BAŞKAN - Diğer önergeyi
okutup işleme alıyorum:
TBMM Başkanlığına
Görüşülmekte olan
1041 Sıra Sayılı Petrol Kanununun 19. maddesinin
aşağıdaki şekilde değiştirilmesini arz ve teklif ederiz.
Madde: 19 - Bir Arayıcı
veya işletmeci tek rezervuar olarak tanımlanmış üretim sahasından
ürettiği petrolden, aşağıda belirlenen dilimler arasında aylık
net üretiminin gün sayısına bölünmesiyle bulunan günlük üretim
miktarlarına göre tespit edilen oranlarda devlet hissesi ödemekle
yükümlüdür. Devlet hissesi aşağıda belirlenen oranlardadır.
Karalarda
Üretim sahası bazında
ham petrol üretimi varil/gün
500'e kadar % 4
501-2000 % 6
2001-10.000 % 8
5.001-10.000 % 10
10.000'den fazla için %
12
Üretim sahası bazında
doğal gaz üretimi metre küp/gün
85.000'e kadar % 5
85.001-350.000 için % 8
350.000 fazla için % 12
Denizlerde
Üretim sahası bazında
ham petrol üretimi varil/gün
20.000'e kadar % 4
20.001-50.000 için % 6
50.001-100.000 için % 8
100.001-150.000 için %
10
150.000'den fazla
Üretim sahası bazında
doğal gaz üretimi metreküp/gün
3.300.000'e kadar % 6
3.300.001-8.200.000 % 8
8.200.001-16.400.000 %
10
16.400.000'den fazla
için % 12
|
Osman Özcan |
Hasan Ören |
Osman Kaptan |
|
Antalya |
Manisa |
Antalya |
|
Tacidar Seyhan |
R. Kerim Özkan |
Hüseyin Ekmekcioğlu |
|
Adana |
Burdur |
Antalya |
BAŞKAN - Komisyon
önergeye katılıyor mu?
SANAYİ, TİCARET,
ENERJİ, TABİİ KAYNAKLAR, BİLGİ VE TEKNOLOJİ KOMİSYONU BAŞKANI SONER
AKSOY (Kütahya) - Katılmıyoruz efendim.
BAŞKAN - Hükûmet katılıyor
mu?
ENERJİ VE TABİİ KAYNAKLAR
BAKANI MEHMET HİLMİ GÜLER (Ordu) - Katılmıyoruz.
HASAN ÖREN (Manisa) -
Gerekçe.
BAŞKAN - Gerekçeyi
okutuyorum:
Gerekçe: Kamu yararı
gözeterek millî menfaatleri korumak amaçlanmıştır.
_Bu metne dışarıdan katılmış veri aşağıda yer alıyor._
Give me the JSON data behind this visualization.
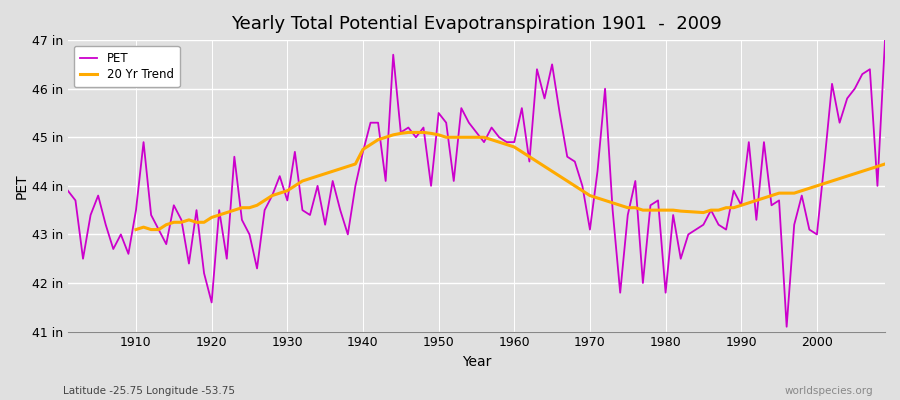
{
  "title": "Yearly Total Potential Evapotranspiration 1901  -  2009",
  "xlabel": "Year",
  "ylabel": "PET",
  "subtitle_left": "Latitude -25.75 Longitude -53.75",
  "subtitle_right": "worldspecies.org",
  "ylim": [
    41,
    47
  ],
  "xlim": [
    1901,
    2009
  ],
  "yticks": [
    41,
    42,
    43,
    44,
    45,
    46,
    47
  ],
  "ytick_labels": [
    "41 in",
    "42 in",
    "43 in",
    "44 in",
    "45 in",
    "46 in",
    "47 in"
  ],
  "xticks": [
    1910,
    1920,
    1930,
    1940,
    1950,
    1960,
    1970,
    1980,
    1990,
    2000
  ],
  "pet_color": "#cc00cc",
  "trend_color": "#ffaa00",
  "bg_color": "#e0e0e0",
  "grid_color": "#ffffff",
  "years": [
    1901,
    1902,
    1903,
    1904,
    1905,
    1906,
    1907,
    1908,
    1909,
    1910,
    1911,
    1912,
    1913,
    1914,
    1915,
    1916,
    1917,
    1918,
    1919,
    1920,
    1921,
    1922,
    1923,
    1924,
    1925,
    1926,
    1927,
    1928,
    1929,
    1930,
    1931,
    1932,
    1933,
    1934,
    1935,
    1936,
    1937,
    1938,
    1939,
    1940,
    1941,
    1942,
    1943,
    1944,
    1945,
    1946,
    1947,
    1948,
    1949,
    1950,
    1951,
    1952,
    1953,
    1954,
    1955,
    1956,
    1957,
    1958,
    1959,
    1960,
    1961,
    1962,
    1963,
    1964,
    1965,
    1966,
    1967,
    1968,
    1969,
    1970,
    1971,
    1972,
    1973,
    1974,
    1975,
    1976,
    1977,
    1978,
    1979,
    1980,
    1981,
    1982,
    1983,
    1984,
    1985,
    1986,
    1987,
    1988,
    1989,
    1990,
    1991,
    1992,
    1993,
    1994,
    1995,
    1996,
    1997,
    1998,
    1999,
    2000,
    2001,
    2002,
    2003,
    2004,
    2005,
    2006,
    2007,
    2008,
    2009
  ],
  "pet_values": [
    43.9,
    43.7,
    42.5,
    43.4,
    43.8,
    43.2,
    42.7,
    43.0,
    42.6,
    43.5,
    44.9,
    43.4,
    43.1,
    42.8,
    43.6,
    43.3,
    42.4,
    43.5,
    42.2,
    41.6,
    43.5,
    42.5,
    44.6,
    43.3,
    43.0,
    42.3,
    43.5,
    43.8,
    44.2,
    43.7,
    44.7,
    43.5,
    43.4,
    44.0,
    43.2,
    44.1,
    43.5,
    43.0,
    44.0,
    44.7,
    45.3,
    45.3,
    44.1,
    46.7,
    45.1,
    45.2,
    45.0,
    45.2,
    44.0,
    45.5,
    45.3,
    44.1,
    45.6,
    45.3,
    45.1,
    44.9,
    45.2,
    45.0,
    44.9,
    44.9,
    45.6,
    44.5,
    46.4,
    45.8,
    46.5,
    45.5,
    44.6,
    44.5,
    44.0,
    43.1,
    44.3,
    46.0,
    43.5,
    41.8,
    43.4,
    44.1,
    42.0,
    43.6,
    43.7,
    41.8,
    43.4,
    42.5,
    43.0,
    43.1,
    43.2,
    43.5,
    43.2,
    43.1,
    43.9,
    43.6,
    44.9,
    43.3,
    44.9,
    43.6,
    43.7,
    41.1,
    43.2,
    43.8,
    43.1,
    43.0,
    44.5,
    46.1,
    45.3,
    45.8,
    46.0,
    46.3,
    46.4,
    44.0,
    47.0
  ],
  "trend_years": [
    1910,
    1911,
    1912,
    1913,
    1914,
    1915,
    1916,
    1917,
    1918,
    1919,
    1920,
    1921,
    1922,
    1923,
    1924,
    1925,
    1926,
    1927,
    1928,
    1929,
    1930,
    1931,
    1932,
    1933,
    1934,
    1935,
    1936,
    1937,
    1938,
    1939,
    1940,
    1941,
    1942,
    1943,
    1944,
    1945,
    1946,
    1947,
    1948,
    1949,
    1950,
    1951,
    1952,
    1953,
    1954,
    1955,
    1956,
    1957,
    1958,
    1959,
    1960,
    1961,
    1962,
    1963,
    1964,
    1965,
    1966,
    1967,
    1968,
    1969,
    1970,
    1971,
    1972,
    1973,
    1974,
    1975,
    1976,
    1977,
    1978,
    1979,
    1980,
    1981,
    1982,
    1983,
    1984,
    1985,
    1986,
    1987,
    1988,
    1989,
    1990,
    1991,
    1992,
    1993,
    1994,
    1995,
    1996,
    1997,
    1998,
    1999,
    2000,
    2001,
    2002,
    2003,
    2004,
    2005,
    2006,
    2007,
    2008,
    2009
  ],
  "trend_values": [
    43.1,
    43.15,
    43.1,
    43.1,
    43.2,
    43.25,
    43.25,
    43.3,
    43.25,
    43.25,
    43.35,
    43.4,
    43.45,
    43.5,
    43.55,
    43.55,
    43.6,
    43.7,
    43.8,
    43.85,
    43.9,
    44.0,
    44.1,
    44.15,
    44.2,
    44.25,
    44.3,
    44.35,
    44.4,
    44.45,
    44.75,
    44.85,
    44.95,
    45.0,
    45.05,
    45.08,
    45.1,
    45.1,
    45.1,
    45.08,
    45.05,
    45.0,
    45.0,
    45.0,
    45.0,
    45.0,
    45.0,
    44.95,
    44.9,
    44.85,
    44.8,
    44.7,
    44.6,
    44.5,
    44.4,
    44.3,
    44.2,
    44.1,
    44.0,
    43.9,
    43.8,
    43.75,
    43.7,
    43.65,
    43.6,
    43.55,
    43.55,
    43.5,
    43.5,
    43.5,
    43.5,
    43.5,
    43.48,
    43.47,
    43.46,
    43.45,
    43.5,
    43.5,
    43.55,
    43.55,
    43.6,
    43.65,
    43.7,
    43.75,
    43.8,
    43.85,
    43.85,
    43.85,
    43.9,
    43.95,
    44.0,
    44.05,
    44.1,
    44.15,
    44.2,
    44.25,
    44.3,
    44.35,
    44.4,
    44.45
  ]
}
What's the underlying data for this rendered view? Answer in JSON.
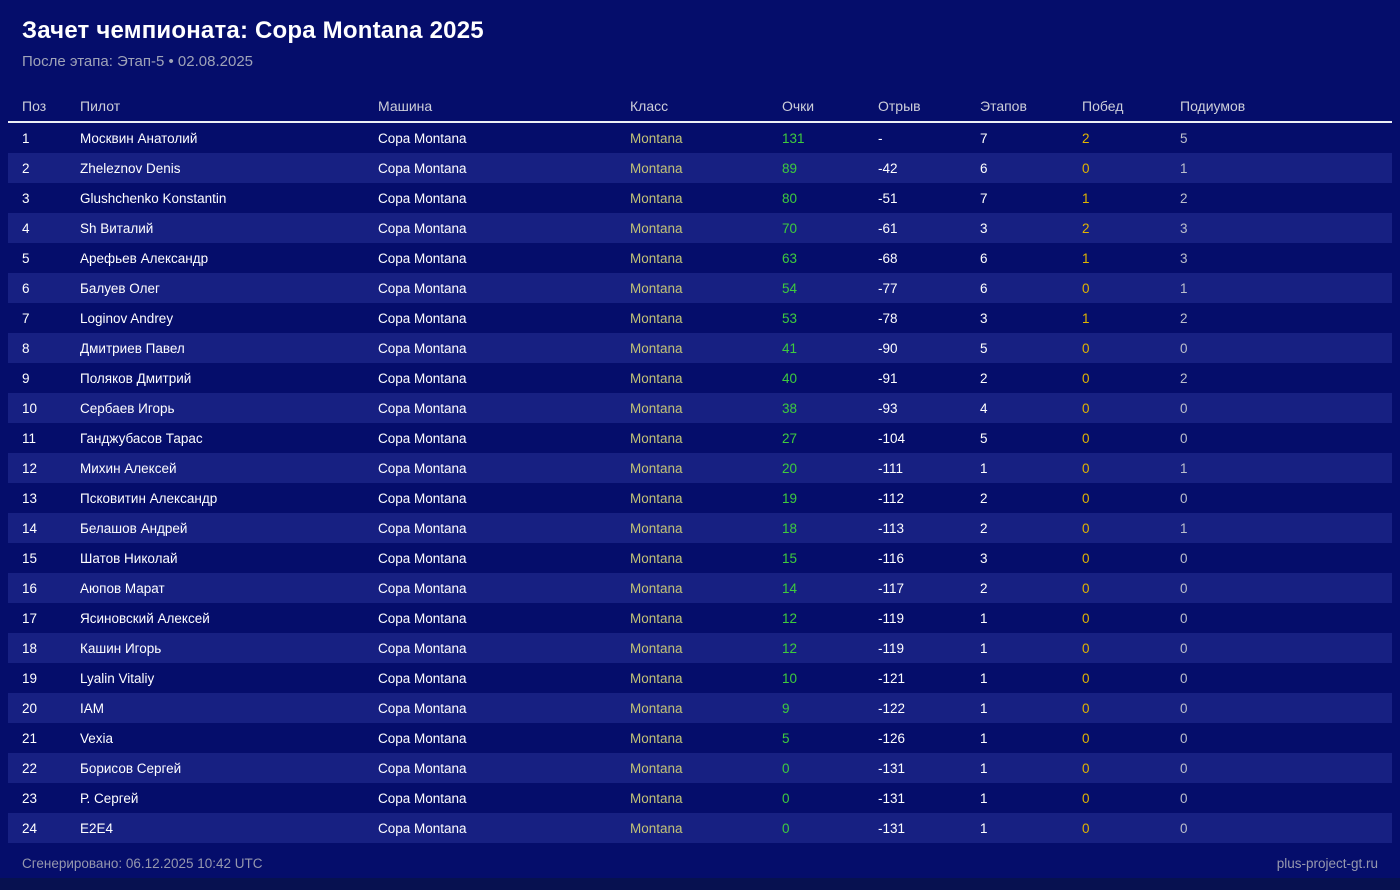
{
  "header": {
    "title": "Зачет чемпионата: Copa Montana 2025",
    "subtitle": "После этапа: Этап-5 • 02.08.2025"
  },
  "table": {
    "columns": [
      {
        "key": "pos",
        "label": "Поз"
      },
      {
        "key": "pilot",
        "label": "Пилот"
      },
      {
        "key": "car",
        "label": "Машина"
      },
      {
        "key": "cls",
        "label": "Класс"
      },
      {
        "key": "points",
        "label": "Очки"
      },
      {
        "key": "gap",
        "label": "Отрыв"
      },
      {
        "key": "stages",
        "label": "Этапов"
      },
      {
        "key": "wins",
        "label": "Побед"
      },
      {
        "key": "podiums",
        "label": "Подиумов"
      }
    ],
    "rows": [
      {
        "pos": "1",
        "pilot": "Москвин Анатолий",
        "car": "Copa Montana",
        "cls": "Montana",
        "points": "131",
        "gap": "-",
        "stages": "7",
        "wins": "2",
        "podiums": "5"
      },
      {
        "pos": "2",
        "pilot": "Zheleznov Denis",
        "car": "Copa Montana",
        "cls": "Montana",
        "points": "89",
        "gap": "-42",
        "stages": "6",
        "wins": "0",
        "podiums": "1"
      },
      {
        "pos": "3",
        "pilot": "Glushchenko Konstantin",
        "car": "Copa Montana",
        "cls": "Montana",
        "points": "80",
        "gap": "-51",
        "stages": "7",
        "wins": "1",
        "podiums": "2"
      },
      {
        "pos": "4",
        "pilot": "Sh Виталий",
        "car": "Copa Montana",
        "cls": "Montana",
        "points": "70",
        "gap": "-61",
        "stages": "3",
        "wins": "2",
        "podiums": "3"
      },
      {
        "pos": "5",
        "pilot": "Арефьев Александр",
        "car": "Copa Montana",
        "cls": "Montana",
        "points": "63",
        "gap": "-68",
        "stages": "6",
        "wins": "1",
        "podiums": "3"
      },
      {
        "pos": "6",
        "pilot": "Балуев Олег",
        "car": "Copa Montana",
        "cls": "Montana",
        "points": "54",
        "gap": "-77",
        "stages": "6",
        "wins": "0",
        "podiums": "1"
      },
      {
        "pos": "7",
        "pilot": "Loginov Andrey",
        "car": "Copa Montana",
        "cls": "Montana",
        "points": "53",
        "gap": "-78",
        "stages": "3",
        "wins": "1",
        "podiums": "2"
      },
      {
        "pos": "8",
        "pilot": "Дмитриев Павел",
        "car": "Copa Montana",
        "cls": "Montana",
        "points": "41",
        "gap": "-90",
        "stages": "5",
        "wins": "0",
        "podiums": "0"
      },
      {
        "pos": "9",
        "pilot": "Поляков Дмитрий",
        "car": "Copa Montana",
        "cls": "Montana",
        "points": "40",
        "gap": "-91",
        "stages": "2",
        "wins": "0",
        "podiums": "2"
      },
      {
        "pos": "10",
        "pilot": "Сербаев Игорь",
        "car": "Copa Montana",
        "cls": "Montana",
        "points": "38",
        "gap": "-93",
        "stages": "4",
        "wins": "0",
        "podiums": "0"
      },
      {
        "pos": "11",
        "pilot": "Ганджубасов Тарас",
        "car": "Copa Montana",
        "cls": "Montana",
        "points": "27",
        "gap": "-104",
        "stages": "5",
        "wins": "0",
        "podiums": "0"
      },
      {
        "pos": "12",
        "pilot": "Михин Алексей",
        "car": "Copa Montana",
        "cls": "Montana",
        "points": "20",
        "gap": "-111",
        "stages": "1",
        "wins": "0",
        "podiums": "1"
      },
      {
        "pos": "13",
        "pilot": "Псковитин Александр",
        "car": "Copa Montana",
        "cls": "Montana",
        "points": "19",
        "gap": "-112",
        "stages": "2",
        "wins": "0",
        "podiums": "0"
      },
      {
        "pos": "14",
        "pilot": "Белашов Андрей",
        "car": "Copa Montana",
        "cls": "Montana",
        "points": "18",
        "gap": "-113",
        "stages": "2",
        "wins": "0",
        "podiums": "1"
      },
      {
        "pos": "15",
        "pilot": "Шатов Николай",
        "car": "Copa Montana",
        "cls": "Montana",
        "points": "15",
        "gap": "-116",
        "stages": "3",
        "wins": "0",
        "podiums": "0"
      },
      {
        "pos": "16",
        "pilot": "Аюпов Марат",
        "car": "Copa Montana",
        "cls": "Montana",
        "points": "14",
        "gap": "-117",
        "stages": "2",
        "wins": "0",
        "podiums": "0"
      },
      {
        "pos": "17",
        "pilot": "Ясиновский Алексей",
        "car": "Copa Montana",
        "cls": "Montana",
        "points": "12",
        "gap": "-119",
        "stages": "1",
        "wins": "0",
        "podiums": "0"
      },
      {
        "pos": "18",
        "pilot": "Кашин Игорь",
        "car": "Copa Montana",
        "cls": "Montana",
        "points": "12",
        "gap": "-119",
        "stages": "1",
        "wins": "0",
        "podiums": "0"
      },
      {
        "pos": "19",
        "pilot": "Lyalin Vitaliy",
        "car": "Copa Montana",
        "cls": "Montana",
        "points": "10",
        "gap": "-121",
        "stages": "1",
        "wins": "0",
        "podiums": "0"
      },
      {
        "pos": "20",
        "pilot": "IAM",
        "car": "Copa Montana",
        "cls": "Montana",
        "points": "9",
        "gap": "-122",
        "stages": "1",
        "wins": "0",
        "podiums": "0"
      },
      {
        "pos": "21",
        "pilot": "Vexia",
        "car": "Copa Montana",
        "cls": "Montana",
        "points": "5",
        "gap": "-126",
        "stages": "1",
        "wins": "0",
        "podiums": "0"
      },
      {
        "pos": "22",
        "pilot": "Борисов Сергей",
        "car": "Copa Montana",
        "cls": "Montana",
        "points": "0",
        "gap": "-131",
        "stages": "1",
        "wins": "0",
        "podiums": "0"
      },
      {
        "pos": "23",
        "pilot": "Р. Сергей",
        "car": "Copa Montana",
        "cls": "Montana",
        "points": "0",
        "gap": "-131",
        "stages": "1",
        "wins": "0",
        "podiums": "0"
      },
      {
        "pos": "24",
        "pilot": "E2E4",
        "car": "Copa Montana",
        "cls": "Montana",
        "points": "0",
        "gap": "-131",
        "stages": "1",
        "wins": "0",
        "podiums": "0"
      }
    ]
  },
  "footer": {
    "generated": "Сгенерировано: 06.12.2025 10:42 UTC",
    "site": "plus-project-gt.ru"
  },
  "colors": {
    "background": "#050d6b",
    "row_stripe": "#172082",
    "points_green": "#3ecb3e",
    "wins_gold": "#e0b400",
    "class_khaki": "#c3c377",
    "podiums_silver": "#bcbfcc",
    "header_gray": "#cdced9",
    "muted_gray": "#9698ae"
  }
}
BAŞKAN - Önergeyi oylarınıza
sunuyorum: Kabul edenler… Kabul etmeyenler… Önerge reddedilmiştir.
Diğer önergeyi okutuyorum:
Türkiye Büyük Millet
Meclisi Başkanlığına
Görüşülmekte olan
Petrol Kanunu Tasarısının 19'uncu maddesinin yedinci fıkrasının
aşağıdaki şekilde değiştirilmesini arz ve teklif ederiz.
M. Hilmi Güler
Enerji
ve Tabii Kaynaklar Bakanı
"Petrol üreticinin
ödeyeceği Devlet hissesi, kuyubaşı fiyatı üzerinden hesaplanır.
Devlet hakkı ve hissesi, ilgililerin beyanları üzerine tahakkuk
ettirilir ve Genel Müdürlüğün bulunduğu yer vergi dairesine nakden
ödenir. Devlet hakkı ve hissesinin beyan edilmemesi veya eksik beyan
edilmesi halinde, maddi delillere veya kanuni ölçülere dayanılarak
tespit olunan farklar üzerinden ikmalen Devlet hakkı ve hissesi tarhiyatı
yapmaya Genel Müdürlük yetkilidir. İkmal tarhiyatına karşı ilgililerin
Bakan nezdinde yapacakları itiraz ihtilaflı kısmın tahsilini durdurur.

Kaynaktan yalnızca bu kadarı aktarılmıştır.